Coordination measures#

The coordination number is the simplest and most widely used local descriptor of an atom’s environment. pyscal exposes three variants that progressively relax the assumption of a sharp cutoff.

Coordination number#

Given a neighbor list, the coordination number \(\mathrm{CN}(i)\) is just the number of neighbors of atom \(i\). It is meaningful when neighbors come from a well-defined criterion such as a cutoff at the first \(g(r)\) minimum.

import pyscal
from ase.io import read

atoms = read('conf.dump', format='lammps-dump-text')
pyscal.find_neighbors(atoms, method='cutoff', cutoff=3.5)
cn = pyscal.coordination_number(atoms)

Per-atom values are stored as atoms.arrays['pyscal_cn'].
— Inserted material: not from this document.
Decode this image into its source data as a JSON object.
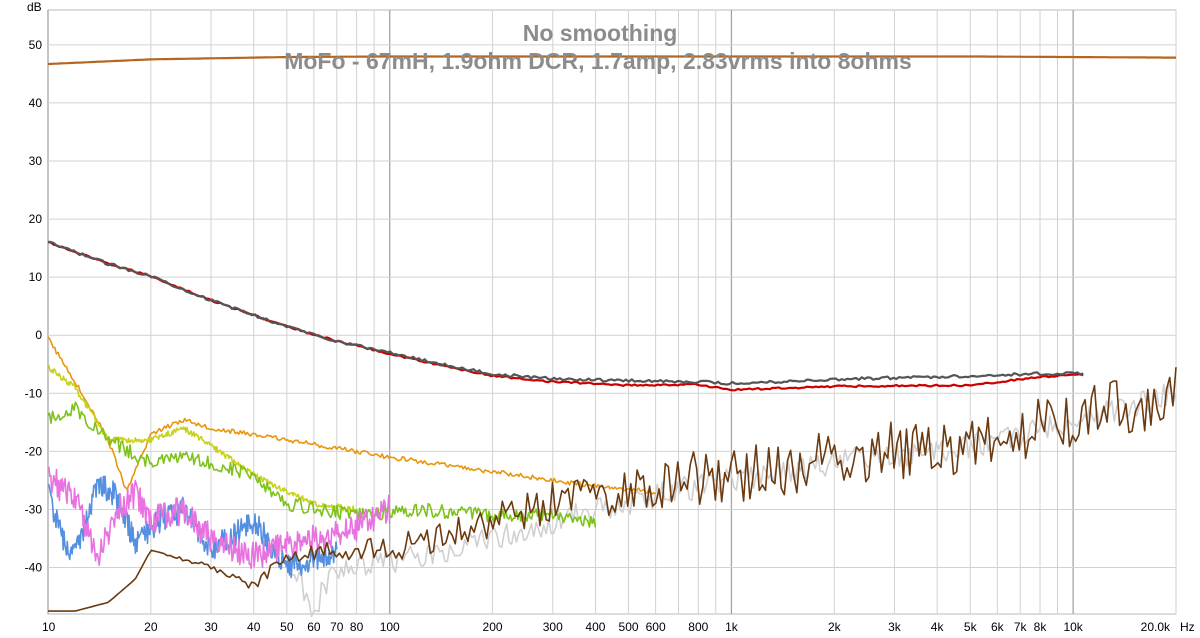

Effective coordination number#

Hoppe [1] introduced an effective coordination number that smoothly weights each neighbor by its distance, removing the discontinuity of a hard cutoff. With \(r_{ij}\) the bond length to neighbor \(j\) and a self-consistently defined weighted average distance \(\bar{r}(i)\),

\[ \mathrm{ECoN}(i) = \sum_{j} \exp \bigg(1 - \bigg(\frac{r_{ij}}{\bar{r}(i)}\bigg)^6 \bigg) \]

with

\[ \bar{r}(i) = \frac{\sum_j r_{ij} \exp(1 - (r_{ij}/r_{\min}(i))^6)}{\sum_j \exp(1 - (r_{ij}/r_{\min}(i))^6)} \]

iterated to convergence. ECoN reproduces the integer coordination number for ideal lattices and varies smoothly otherwise.

econ = pyscal.effective_coordination_number(atoms)

Per-atom values are stored as atoms.arrays['pyscal_econ'].

Generalized coordination number#

The generalized coordination number \(\overline{\mathrm{CN}}(i)\) of Calle-Vallejo et al. [2] weights each neighbor by its own coordination,

\[ \overline{\mathrm{CN}}(i) = \sum_{j \in \mathrm{neigh}(i)} \frac{\mathrm{CN}(j)}{\mathrm{CN}_{\max}} \]

where \(\mathrm{CN}_{\max}\) is the bulk coordination of the underlying lattice (12 for fcc, 8 for bcc, etc.). It is widely used as a descriptor for catalytic activity at metal surfaces.

gcn = pyscal.generalized_coordination_number(atoms, cn_max=12)

Per-atom values are stored as atoms.arrays['pyscal_gcn'].

References#

  1. Hoppe, R. The Coordination Number – an “Inorganic Chameleon”. Angewandte Chemie International Edition 9, 25–34 (1970).

  2. Calle-Vallejo, F. et al. Finding optimal surface sites on heterogeneous catalysts by counting nearest neighbors. Science 350, 185–189 (2015).